Practical Considerations

Several practical issues need to be considered, many of which are common to transnational research. One of the primary issues concerns the translation of materials used in the study, as it will be conducted in different languages. The CD-RISC is already fully validated by the authors and available in all three languages of the target countries. The translations of the CD-RISC questionnaire are fully certified at the required standard for academic studies. However, other materials such as instructions for the participants and the reflective journal intervention will need to be translated for the non-English speaking countries. In addition, any qualitative data collected from a non-English speaking country will need to be translated. All translations, transcriptions and qualitative analysis will be reviewed by native speakers (i.e., academics and translators) to ensure accuracy and reliability. These translators will not be associated with the study or the participants. In the case of any disagreement, a local notary will be used for verification and certified accuracy. A practical issue unique to the proposed study is the creation and use of a new reflective journal intervention based on current resilience literature. The factors identified as affecting resilience in the proposed study are not an exhaustive list of variables that could enhance resilience. This poses two problems. First, because the reflective journal intervention is based on factors highlighted in the CD-RISC scale, the effects of other factors affecting resilience will not be accounted for. Second, it may be difficult to identify any uncontrolled variables that do affect participants’ resilience levels. An additional issue to consider is the technical ability of participants to use Qualtrics to access their previous entries into the online reflective journal intervention.

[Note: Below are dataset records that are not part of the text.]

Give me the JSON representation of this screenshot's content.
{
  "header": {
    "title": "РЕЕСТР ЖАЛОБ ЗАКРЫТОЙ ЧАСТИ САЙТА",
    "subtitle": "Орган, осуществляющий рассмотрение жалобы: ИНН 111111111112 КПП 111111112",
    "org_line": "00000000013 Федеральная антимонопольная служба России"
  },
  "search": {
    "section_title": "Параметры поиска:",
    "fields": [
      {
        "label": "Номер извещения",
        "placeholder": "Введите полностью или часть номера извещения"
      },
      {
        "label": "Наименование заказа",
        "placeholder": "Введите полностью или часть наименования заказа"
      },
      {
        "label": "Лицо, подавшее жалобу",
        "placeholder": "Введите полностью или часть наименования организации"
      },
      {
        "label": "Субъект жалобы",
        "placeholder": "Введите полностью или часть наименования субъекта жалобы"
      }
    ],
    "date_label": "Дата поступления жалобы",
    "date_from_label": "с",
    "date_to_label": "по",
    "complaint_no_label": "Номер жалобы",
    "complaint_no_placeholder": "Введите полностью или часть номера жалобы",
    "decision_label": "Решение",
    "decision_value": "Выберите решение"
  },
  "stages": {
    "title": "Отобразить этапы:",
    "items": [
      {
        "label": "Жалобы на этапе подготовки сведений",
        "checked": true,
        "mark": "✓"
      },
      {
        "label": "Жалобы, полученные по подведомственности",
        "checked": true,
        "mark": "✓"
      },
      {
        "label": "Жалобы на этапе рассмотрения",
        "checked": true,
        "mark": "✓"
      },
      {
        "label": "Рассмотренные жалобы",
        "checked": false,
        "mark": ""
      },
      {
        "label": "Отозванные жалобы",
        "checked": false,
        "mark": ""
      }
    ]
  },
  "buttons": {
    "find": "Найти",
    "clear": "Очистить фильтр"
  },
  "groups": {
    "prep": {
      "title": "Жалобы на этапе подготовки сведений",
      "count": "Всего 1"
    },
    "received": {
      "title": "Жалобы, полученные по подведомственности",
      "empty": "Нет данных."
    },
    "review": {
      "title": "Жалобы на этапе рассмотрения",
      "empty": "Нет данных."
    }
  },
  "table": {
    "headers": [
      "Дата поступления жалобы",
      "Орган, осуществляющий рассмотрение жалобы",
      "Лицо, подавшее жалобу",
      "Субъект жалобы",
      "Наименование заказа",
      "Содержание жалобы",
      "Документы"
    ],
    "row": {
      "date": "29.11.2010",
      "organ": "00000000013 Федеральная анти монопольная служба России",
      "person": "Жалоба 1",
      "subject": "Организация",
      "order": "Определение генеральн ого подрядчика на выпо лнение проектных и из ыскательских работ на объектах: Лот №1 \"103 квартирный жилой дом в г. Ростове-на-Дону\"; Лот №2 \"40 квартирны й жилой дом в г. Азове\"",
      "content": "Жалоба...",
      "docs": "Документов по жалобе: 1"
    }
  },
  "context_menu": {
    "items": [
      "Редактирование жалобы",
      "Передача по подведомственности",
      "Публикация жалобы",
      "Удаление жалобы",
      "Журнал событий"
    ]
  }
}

Current Status of the Project

At the time of writing, the group is focused on finalising both the content and structure of the reflective journal intervention. Emphasis is being placed on providing a platform that is anonymous, easy to use and secure in order for participants to feel comfortable when completing the intervention. Participant recruitment is currently taking place both through direct contact with organisations and social networking sites. The final stage is the collection and analysis of quantitative and qualitative data, which will take place between March and June 2015.

Prospective Discussion

Potential limitations of the proposed study include a small sample size and variation in results due to cultural differences within the sample. Recommendations drawn from study results will be provided to EMRs’ occupational management. In addition, the results may inspire further research into the potential use of reflective journal interventions in relation to resilience. Finally, in contrast with previous reflective journal intervention designs that applied CD-RISC (Connor & Davidson, 2003), the proposed design is the first to evaluate an online reflective journal intervention based entirely on the domains of the questionnaire and in templated form (Connor & Davidson, 2014).

Competing Interests

The authors declare that they have no competing interests in publishing this article.